What had he meant? I glanced from one to the other. Peter smiled at me in the middle of one of his sentences, fondly but from a distance, and then I thought I knew. He was treating me as a stage prop; silent but solid, a two-dimensional outline. He wasn’t ignoring me, as perhaps I had felt (did that account for the ridiculous flight?) – he was depending on me! And Len had looked at me that way because he thought I was being self-effacing on purpose, and that if so the relationship was more serious than I had said it was. Len never wished matrimony on anyone, especially anyone he liked. But he didn’t know the situation; he had misinterpreted.
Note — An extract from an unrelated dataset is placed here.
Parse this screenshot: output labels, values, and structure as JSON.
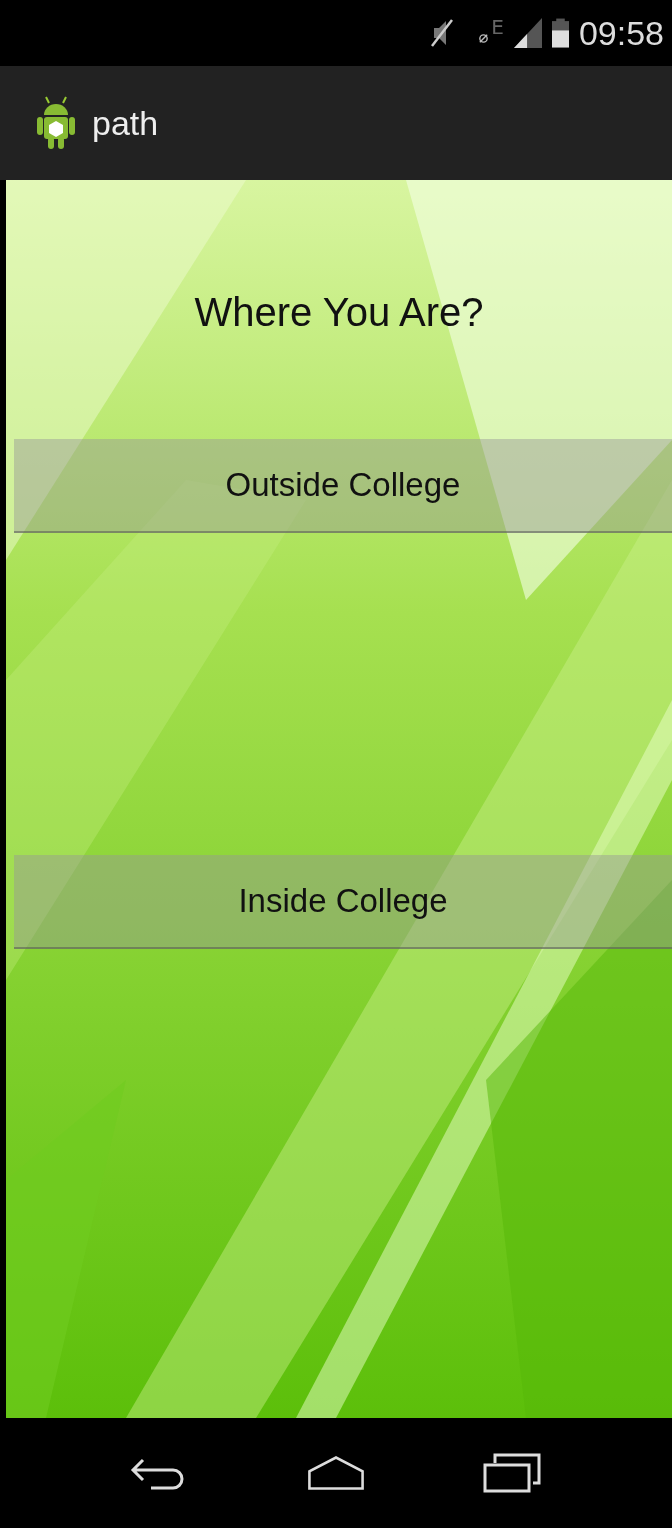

Suddenly the panic swept back over me. I gripped the edge of the table. The square elegant room with its looped curtains and muted carpet and crystal chandeliers was concealing things; the murmuring air was filled with a soft menace. “Hang on,” I told myself. “Don’t move.” I eyed the doors and windows, calculating distances. I had to get out.
The lights flicked off and on and one of the waiters called “Time, gentlemen.” There was a pushing back of chairs.
We descended in the elevator. Len said as we stepped off, “The evening’s young, why don’t you all come over to my place for another drink? You can take a look at my teleconverter,” and Peter said “Great. Love to.”
We went out through the glass doors. I took Peter’s arm and we walked on ahead. Ainsley had cut Len out from the herd and was allowing him to keep her safely behind.